Chapter 11 really is the most interesting chapter (for me) in the book thus far.  Brooks keeps the pacing fast even though most of the chapter is taken up with conversation.  All the character's uneasiness and Brooks' stinginess in handing out information keeps up a good sense of tension that rolls right on to the next chapter.  Even though the space is brief, Brooks' is able to give us strong and swift portraits of the key players: Ellenroh, the Owl, Gavilan, Phaeton, and Eowen (shame on you Mr.
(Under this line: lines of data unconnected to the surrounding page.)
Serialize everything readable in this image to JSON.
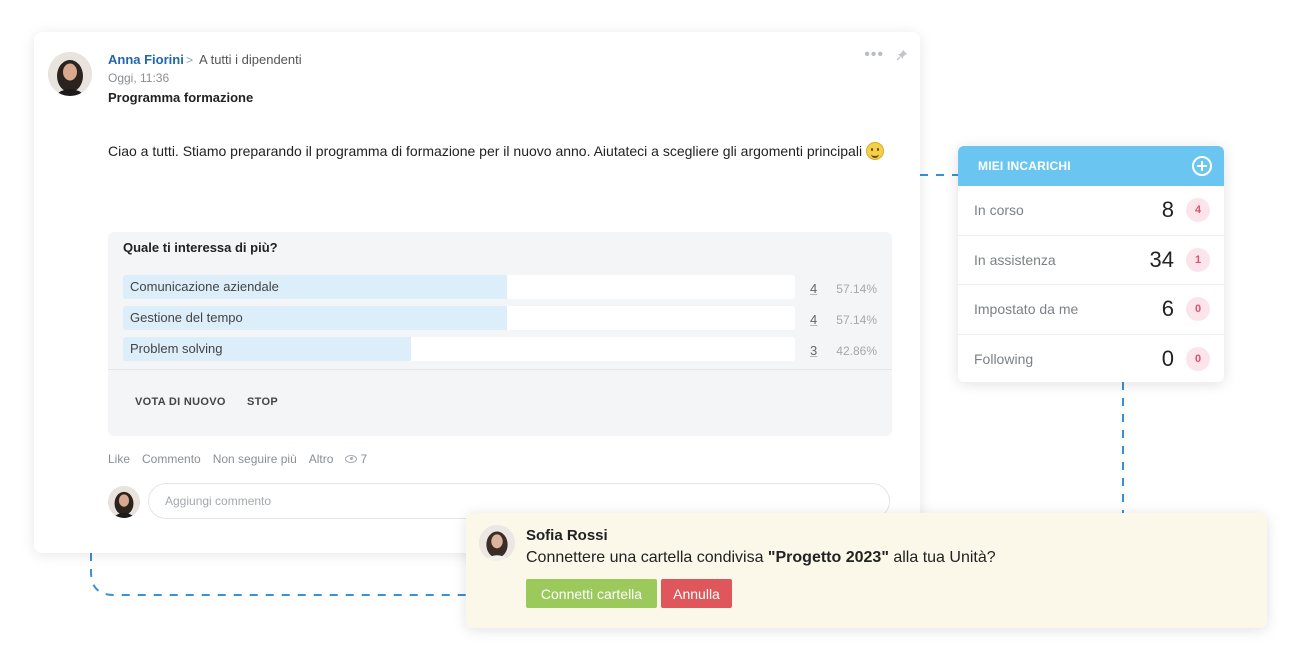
{
  "post": {
    "author": "Anna Fiorini",
    "recipients": "A tutti i dipendenti",
    "timestamp": "Oggi, 11:36",
    "title": "Programma formazione",
    "body": "Ciao a tutti. Stiamo preparando il programma di formazione per il nuovo anno. Aiutateci a scegliere gli argomenti principali",
    "more_icon": "more-dots-icon",
    "pin_icon": "pin-icon"
  },
  "poll": {
    "question": "Quale ti interessa di più?",
    "options": [
      {
        "label": "Comunicazione aziendale",
        "count": "4",
        "percent": "57.14%",
        "fraction": 0.5714
      },
      {
        "label": "Gestione del tempo",
        "count": "4",
        "percent": "57.14%",
        "fraction": 0.5714
      },
      {
        "label": "Problem solving",
        "count": "3",
        "percent": "42.86%",
        "fraction": 0.4286
      }
    ],
    "vote_again": "VOTA DI NUOVO",
    "stop": "STOP"
  },
  "footer": {
    "like": "Like",
    "comment": "Commento",
    "unfollow": "Non seguire più",
    "more": "Altro",
    "views": "7"
  },
  "comment_box": {
    "placeholder": "Aggiungi commento"
  },
  "tasks": {
    "title": "MIEI INCARICHI",
    "rows": [
      {
        "label": "In corso",
        "count": "8",
        "badge": "4"
      },
      {
        "label": "In assistenza",
        "count": "34",
        "badge": "1"
      },
      {
        "label": "Impostato da me",
        "count": "6",
        "badge": "0"
      },
      {
        "label": "Following",
        "count": "0",
        "badge": "0"
      }
    ]
  },
  "notification": {
    "name": "Sofia Rossi",
    "message_pre": "Connettere una cartella condivisa ",
    "message_bold": "\"Progetto 2023\"",
    "message_post": " alla tua Unità?",
    "confirm": "Connetti cartella",
    "cancel": "Annulla"
  },
  "colors": {
    "accent_blue": "#6ac6f1",
    "author_link": "#2067b0",
    "confirm_green": "#9bc95c",
    "cancel_red": "#e0575b",
    "poll_fill": "#dbeef9",
    "connector": "#3a8fd6"
  }
}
Brooks!).  The frantic battle scene that ends the chapter with its display of the raw power the elves have rediscovered is quintessential Shannara.  These last two points, strong, swift character portraits and lavishly drawn battle scenes, are the hallmarks of the Shannara series; sometimes the only thing they have going for them.  With the return of these elements, it seems like Brooks is back on his game.

This does make me wonder about the risks involved in trying something new as a published author.  As I've said before, I'm convinced that Brooks is trying some deliberately different techniques in the middle books of the Heritage Series.  There seems to be a greater attempt at working cross-genre and a willingness to discard earlier tropes (where is the "fellowship of the ring" in the novel thus far?).  Some of these novel techniques seem to have worked and some seem to have fallen flat.  To be honest, if I hadn't made a deal with myself, I'd probably have ditched The Elf Queen of Shannara by now (and missed the good stuff!).  All that to say it seems like an author needs some considerable rapport with the publisher and the audience before it's safe to experiment.  The copy of The Elf Queen of Shannara I have is a well-bound hardcover with thick and lovely faux old-fashioned paper.  I think it originally retailed at somewhere around thirty dollars.  Lavishing that sort of production cost on a pulp novel says something about the publisher's confidence that it will sell, and sell big.  I guess if every book you've put out is a New York Times bestseller, you can get a little freedom to experiment.  But what if you're not?  I think of the kind of herculean patience Allen and Unwin had with J.R.R. Tolkien.  He had one fairly decent selling book and the publisher was willing to wait twelve years for a very different and very expensive to produce sequel.  Who would have published The Lord of the Rings if they had lost their nerve?  Then I think of the creative eclecticism of C.S. Lewis.  What publisher today would allow for all the genre crossing and experimentation that marks Lewis' distinctive canon?  Brooks' experimentation is small beans compared with these old titans and yet they got away with it before they were famous.

To finish up these semi-cohate musings: I wonder what role publishers play in helping or hindering authorial development.  How free was Brooks to experiment in this series?  He's certainly grown as an author over the course of writing them.  Would greater freedom have produced better work or frittered it away chasing snipes?  What budding Tolkiens or Lewis out there have been cut off by the financial realities of the publishing industry.  Those aren't rhetorical questions.  I simply don't know.